The 24th Annual Brian Bertoti Innovative Perspectives in History Conference featured 46 presentations by students from 25 institutions globally. Department of History graduate students organized the conference; faculty from the Department of History served as discussants.
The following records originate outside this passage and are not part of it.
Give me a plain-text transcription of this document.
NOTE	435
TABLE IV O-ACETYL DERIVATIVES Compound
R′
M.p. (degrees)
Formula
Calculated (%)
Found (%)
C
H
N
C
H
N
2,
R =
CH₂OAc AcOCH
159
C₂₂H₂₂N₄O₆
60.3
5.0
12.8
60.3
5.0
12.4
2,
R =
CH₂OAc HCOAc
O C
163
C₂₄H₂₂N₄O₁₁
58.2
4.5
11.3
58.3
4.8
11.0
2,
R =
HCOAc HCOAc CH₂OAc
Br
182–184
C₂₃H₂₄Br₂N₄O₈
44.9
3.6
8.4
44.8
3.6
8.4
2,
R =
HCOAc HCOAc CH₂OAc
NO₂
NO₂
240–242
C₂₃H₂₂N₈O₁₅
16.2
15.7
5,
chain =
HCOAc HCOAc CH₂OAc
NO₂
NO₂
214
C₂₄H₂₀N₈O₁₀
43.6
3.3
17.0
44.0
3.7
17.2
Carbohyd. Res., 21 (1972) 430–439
The following Virginia Tech students presented papers; all of them are master’s students in History, unless otherwise noted: Clay Adkins, “The Great Appalachian Flood of 1977 and Unit 18”; Nick Anthony, undergraduate History major, “We Will Not Comply: Racial Implications of the Second Amendment”; Jessica Brabble, “‘Let Us See to it That They Enter the Race with No Handicap’: The Better Babies Bureau and North Carolina, 1913–1929”; Jay BurketteASPECT  doctoral student, “Historiography and Apocalypse: A Necessary Relationship?”; Noah Crawford, “‘A Matter of Increasing Perplexity’: How Refugees Experienced and Influenced the American Civil War in the Shenandoah Valley”; Sydney Montoya, “A Contested Empire: Fiscal Policy, Expansion, and Protest”; Benjamin Olex, “‘We Were Superior in Practice’: Reassessing the Context of British Navy Signal Reform”; Dylan Settle, “Checking the Chief Diplomat: The Role of Congress in the Sale and Transfer of Weapons Globally and the US-Israeli ‘Special Relationship,’ 1977–1989”; Faith Skiles, ASPECT doctoral student, “‘I Would Never Set Foot on American Soil Again’: Conversion, Space and Gender: American Women Missionaries in Korea”; Iris Swaney, “‘Take Care of Your Neighbor’: The New River Valley’s Legacy of the Battered Women’s Movement”; and Valencia Turner, “The Devil’s Half Acre: Lumpkin’s Slave Jail at the Shockoe Bottom Slave Market.”

The conference took place virtually March 19–20.